Wang Wei, Nie Runcong, Zhou Zhiwei
Department of Gastric Surgery, Sun Yat-sen University Cancer Center, Guangzhou 510060, China.
Zhonghua Wei Chang Wai Ke Za Zhi. 2018 May 25;21(5):541-545.
To explore the risk factors and establish an effective model to predict lymph node metastasis (LNM) for remnant gastric cancer (RGC).
Clinicopathological characteristics of 91 RGC patients undergoing radical gastrectomy at Sun Yat-sen University Cancer Center from January 2000 to December 2017 were retrospectively analyzed. RGC was defined as cancer detected in the remnant stomach >5 years for primary benign diseases or >10 years for malignant diseases following distal gastrectomy. Risk factors of LNM in RGC were identified using logistic regression (P<0.1). Covariates were then scored according to the β regression coefficient in the multivariate analysis, and a score model was established, in which higher score indicated higher risk of LNM. Finally, receiver operating characteristic(ROC) curve was used to evaluate the diagnostic efficacy of risk factors and the score model.
Among the 91 RGC patients, 84 were male and 7 were female with the age ranging from 47 to 82 years (63.7±8.5) years. Mean harvested lymph node (LN) was 16.0±11.8, including ≥15 LNs in 42(46.2%) patients and <15 LNs in 49(53.8%) patients. Forty-six (50.5%) patients were identified as LNM. Univariate analysis showed that tumor size ≥4 cm (χ=8.106, P=0.004), Borrmann III(-IIII( gross type (χ=6.129, P=0.013), increased CEA level (χ=4.041, P=0.044) and T3-4 stage (χ=17.321, P=0.000) were associated with LNM in RGC. In Logistic multivariate analysis, tumor size ≥4 cm (OR: 2.362, 95%CI: 0.829-6.730, P=0.100, β regression coefficient: 0.859) and T3-4 stage (OR: 7.914, 95%CI: 1.956-32.017, P=0.004, β regression coefficient: 2.069) remained as the independent risk factors for LNM, and were scored as 1 and 2 point in the final prediction model. In the final score model, LNM of patients with 0, 1, 2, 3 point were 11.1%(2/18), 1/5, 51.6%(16/31) and 73.0%(27/37), respectively. The AUC of the prediction model was 0.756 (P=0.000).
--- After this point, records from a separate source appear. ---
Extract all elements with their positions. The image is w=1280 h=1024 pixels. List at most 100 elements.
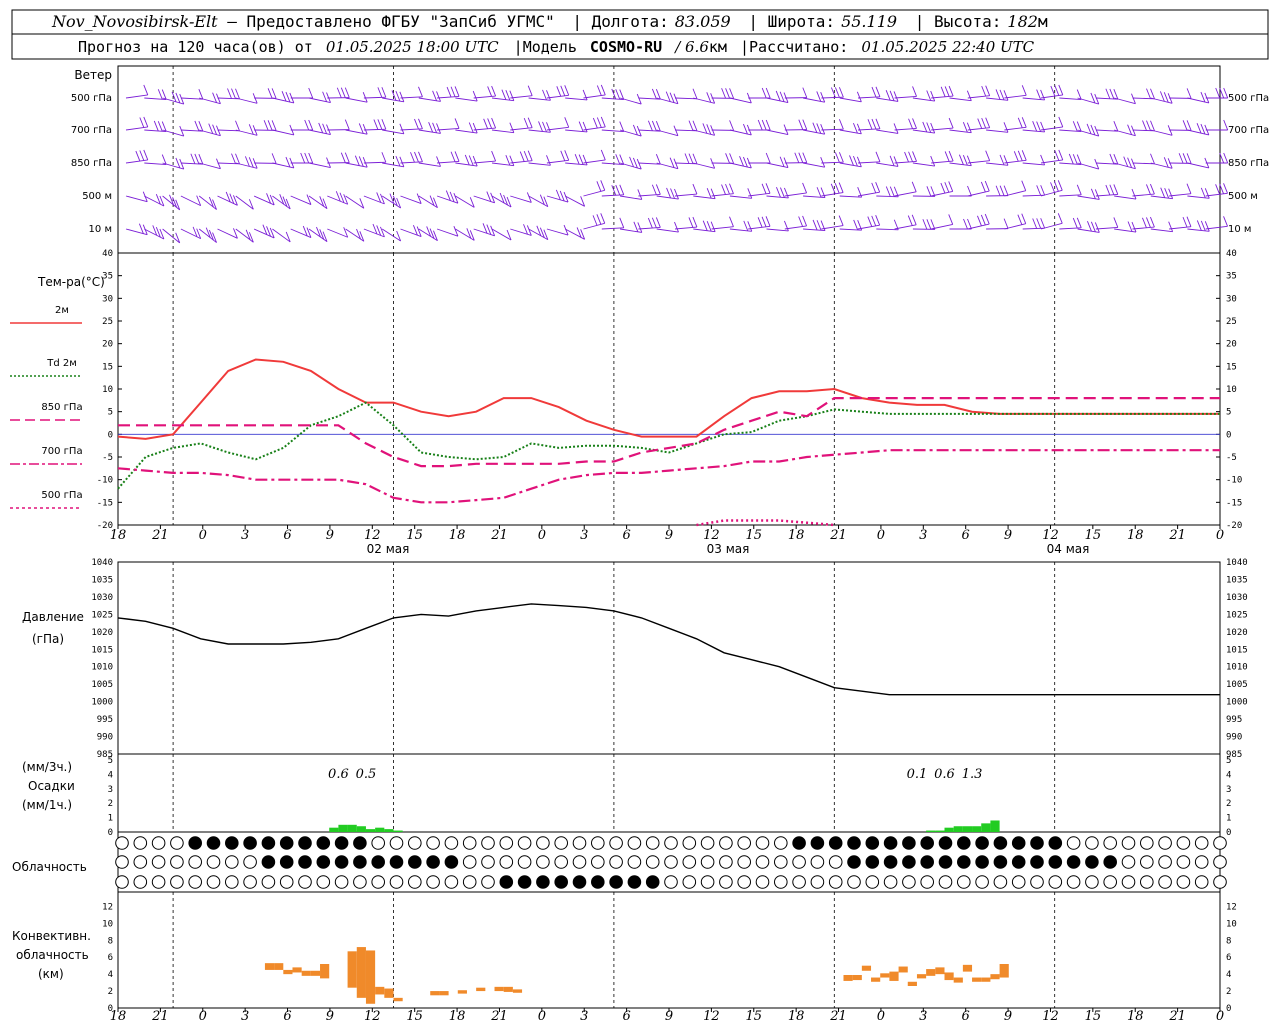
wind-barb-flag bbox=[1032, 121, 1038, 132]
wind-barb bbox=[1150, 97, 1173, 104]
series-line-850-гПа bbox=[118, 397, 1220, 468]
conv-y-tick-right: 12 bbox=[1226, 902, 1237, 912]
precip-y-tick: 3 bbox=[108, 785, 113, 795]
conv-y-tick: 8 bbox=[108, 936, 113, 946]
wind-barb-flag bbox=[235, 120, 240, 131]
wind-barb-flag bbox=[1109, 184, 1115, 195]
wind-barb bbox=[1095, 194, 1118, 197]
conv-bar bbox=[457, 990, 467, 994]
wind-barb-flag bbox=[396, 230, 402, 242]
wind-barb bbox=[1114, 162, 1136, 170]
wind-barb-flag bbox=[1094, 93, 1100, 105]
pressure-y-tick-right: 1035 bbox=[1226, 575, 1248, 585]
wind-barb-flag bbox=[487, 86, 493, 97]
wind-barb-flag bbox=[1131, 158, 1136, 169]
wind-barb-flag bbox=[380, 193, 385, 205]
wind-barb-flag bbox=[611, 185, 617, 196]
conv-bar bbox=[852, 975, 862, 981]
wind-barb-flag bbox=[1186, 216, 1192, 227]
wind-barb-flag bbox=[469, 230, 475, 241]
wind-barb bbox=[180, 97, 203, 100]
wind-barb-flag bbox=[464, 154, 470, 166]
cloud-symbol bbox=[353, 836, 367, 850]
wind-barb-flag bbox=[262, 224, 268, 235]
x-tick-label: 9 bbox=[326, 1009, 334, 1024]
cloud-symbol bbox=[664, 875, 678, 889]
cloud-symbol bbox=[993, 836, 1008, 850]
wind-barb-flag bbox=[543, 196, 549, 207]
wind-barb-flag bbox=[1072, 121, 1078, 132]
wind-barb-flag bbox=[322, 123, 328, 134]
conv-bar bbox=[365, 950, 376, 1004]
cloud-symbol bbox=[938, 855, 953, 869]
wind-barb-flag bbox=[1017, 117, 1023, 128]
wind-barb bbox=[308, 195, 328, 209]
wind-barb-flag bbox=[794, 152, 800, 163]
wind-barb-flag bbox=[304, 119, 310, 131]
pressure-y-tick: 1005 bbox=[91, 680, 113, 690]
precip-bar bbox=[347, 824, 357, 832]
wind-barb-flag bbox=[509, 155, 515, 166]
pressure-y-tick: 1030 bbox=[91, 593, 113, 603]
wind-barb-flag bbox=[194, 153, 200, 165]
wind-barb-flag bbox=[963, 218, 968, 230]
wind-barb-flag bbox=[1050, 85, 1056, 97]
cloud-symbol bbox=[115, 836, 129, 850]
wind-barb-flag bbox=[212, 232, 217, 243]
wind-barb-flag bbox=[1032, 218, 1038, 229]
wind-barb-flag bbox=[984, 180, 990, 192]
wind-barb-flag bbox=[198, 153, 204, 165]
cloud-symbol bbox=[1048, 836, 1063, 850]
wind-barb-flag bbox=[564, 150, 570, 161]
wind-barb bbox=[949, 97, 972, 102]
wind-barb-flag bbox=[244, 156, 250, 167]
wind-barb bbox=[857, 191, 880, 197]
wind-barb-flag bbox=[414, 118, 419, 130]
wind-barb bbox=[400, 228, 422, 237]
wind-barb-flag bbox=[546, 122, 551, 133]
provider-text: – Предоставлено ФГБУ "ЗапСиб УГМС" bbox=[218, 12, 555, 31]
wind-barb bbox=[821, 96, 844, 99]
temp-y-tick: -15 bbox=[97, 498, 113, 508]
wind-barb-flag bbox=[729, 216, 734, 227]
wind-barb bbox=[418, 129, 441, 134]
wind-barb bbox=[180, 228, 201, 240]
wind-barb bbox=[162, 129, 184, 137]
x-tick-label: 21 bbox=[151, 528, 169, 543]
axis-text: 1818212100336699121215151818212100336699… bbox=[71, 93, 1269, 1024]
wind-barb bbox=[839, 162, 862, 168]
x-tick-label: 18 bbox=[449, 1009, 466, 1024]
wind-barb bbox=[235, 162, 258, 169]
precip-bar bbox=[338, 824, 348, 832]
wind-barb bbox=[546, 159, 569, 164]
wind-barb-flag bbox=[266, 193, 271, 204]
x-tick-label: 15 bbox=[745, 528, 762, 543]
wind-barb-flag bbox=[1040, 121, 1046, 133]
x-tick-label: 6 bbox=[622, 1009, 630, 1024]
wind-barb-flag bbox=[454, 151, 460, 162]
wind-barb bbox=[857, 96, 880, 99]
wind-barb bbox=[217, 162, 240, 165]
lon-label: Долгота: bbox=[592, 12, 669, 31]
wind-barb-flag bbox=[225, 191, 231, 203]
series-line-700-гПа bbox=[117, 449, 1220, 504]
cloud-symbol bbox=[645, 836, 660, 850]
cloud-symbol bbox=[938, 836, 953, 850]
lat-label: Широта: bbox=[768, 12, 835, 31]
wind-barb-flag bbox=[912, 151, 917, 162]
wind-barb-flag bbox=[135, 150, 141, 162]
wind-barb-flag bbox=[505, 155, 511, 166]
cloud-symbol bbox=[828, 855, 843, 869]
cloud-symbol bbox=[700, 855, 715, 869]
wind-barb bbox=[1132, 97, 1155, 100]
wind-barb-flag bbox=[208, 229, 214, 241]
wind-barb bbox=[766, 97, 789, 104]
cloud-symbol bbox=[261, 855, 276, 869]
wind-barb-flag bbox=[1178, 153, 1184, 164]
wind-barb-flag bbox=[205, 227, 211, 238]
wind-barb bbox=[748, 225, 771, 230]
cloud-symbol bbox=[609, 875, 623, 889]
wind-barb-flag bbox=[527, 150, 533, 161]
conv-bar bbox=[907, 981, 917, 986]
conv-bar bbox=[880, 973, 890, 978]
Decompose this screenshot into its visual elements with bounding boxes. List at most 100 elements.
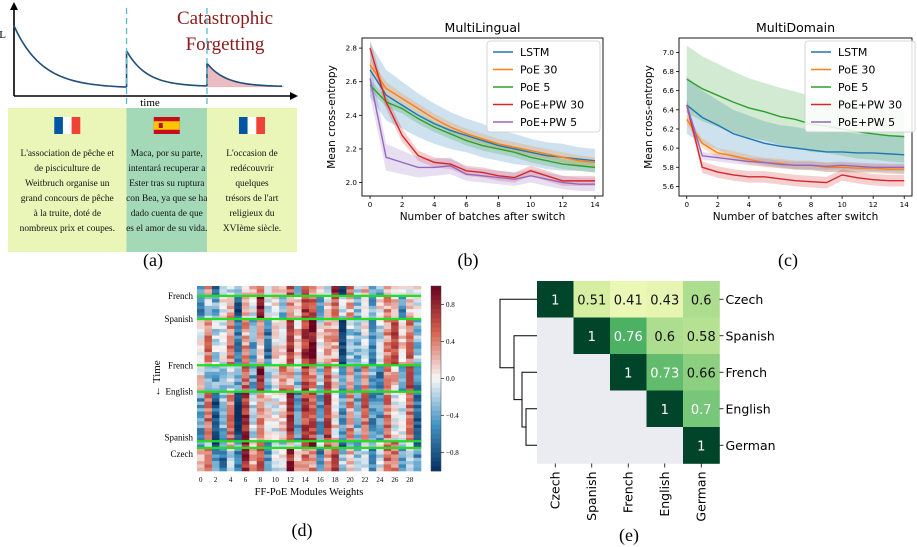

Increased CEA level, tumor size ≥4 cm, Borrmann III(-IIII( gross type, and deeper T stage are associated with LNM in RGC. Moreover, the score model combining with tumor size and T stage can effectively predict the LNM in RGC.
探讨残胃癌(RGC)淋巴结转移(LNM)的危险因素并建立有效的预测模型。
回顾性分析2000年1月至2017年12月在中山大学肿瘤防治中心接受根治性胃切除术的91例RGC患者的临床病理特征。RGC定义为在远端胃切除术后,因原发性良性疾病胃残端发现癌症>5年或因恶性疾病>10年。采用逻辑回归分析(P<0.1)确定RGC中LNM的危险因素。然后根据多变量分析中的β回归系数对协变量进行评分,并建立评分模型,其中评分越高表明LNM风险越高。最后,采用受试者工作特征(ROC)曲线评估危险因素和评分模型的诊断效能。
91例RGC患者中,男性84例,女性7例,年龄4782岁,平均(63.7±8.5)岁。平均清扫淋巴结(LN)数为16.0±11.8枚,其中≥15枚LN者42例(46.2%),<15枚LN者49例(53.8%)。46例(50.5%)患者发生LNM。单因素分析显示,肿瘤大小≥4 cm(χ=8.106,P=0.004)、Borrmann III型(χ=6.129,P=0.013)、癌胚抗原(CEA)水平升高(χ=4.041,P=0.044)及T3-4期(χ=17.321,P=0.000)与RGC的LNM相关。逻辑多因素分析显示,肿瘤大小≥4 cm(OR:2.362,95%CI:0.8296.730,P=0.100,β回归系数:0.859)和T3-4期(OR:7.914,95%CI:1.956~32.017,P=0.004,β回归系数:2.069)仍是LNM的独立危险因素,在最终预测模型中分别计1分和2分。在最终评分模型中,0分、1分、2分、3分患者的LNM发生率分别为11.1%(2/18)、1/5、51.6%(16/31)和73.0%(27/37)。预测模型的曲线下面积(AUC)为0.756(P=0.000)。
CEA水平升高、肿瘤大小≥4 cm、Borrmann III型及T分期加深与RGC的LNM相关。此外,结合肿瘤大小和T分期的评分模型可有效预测RGC的LNM。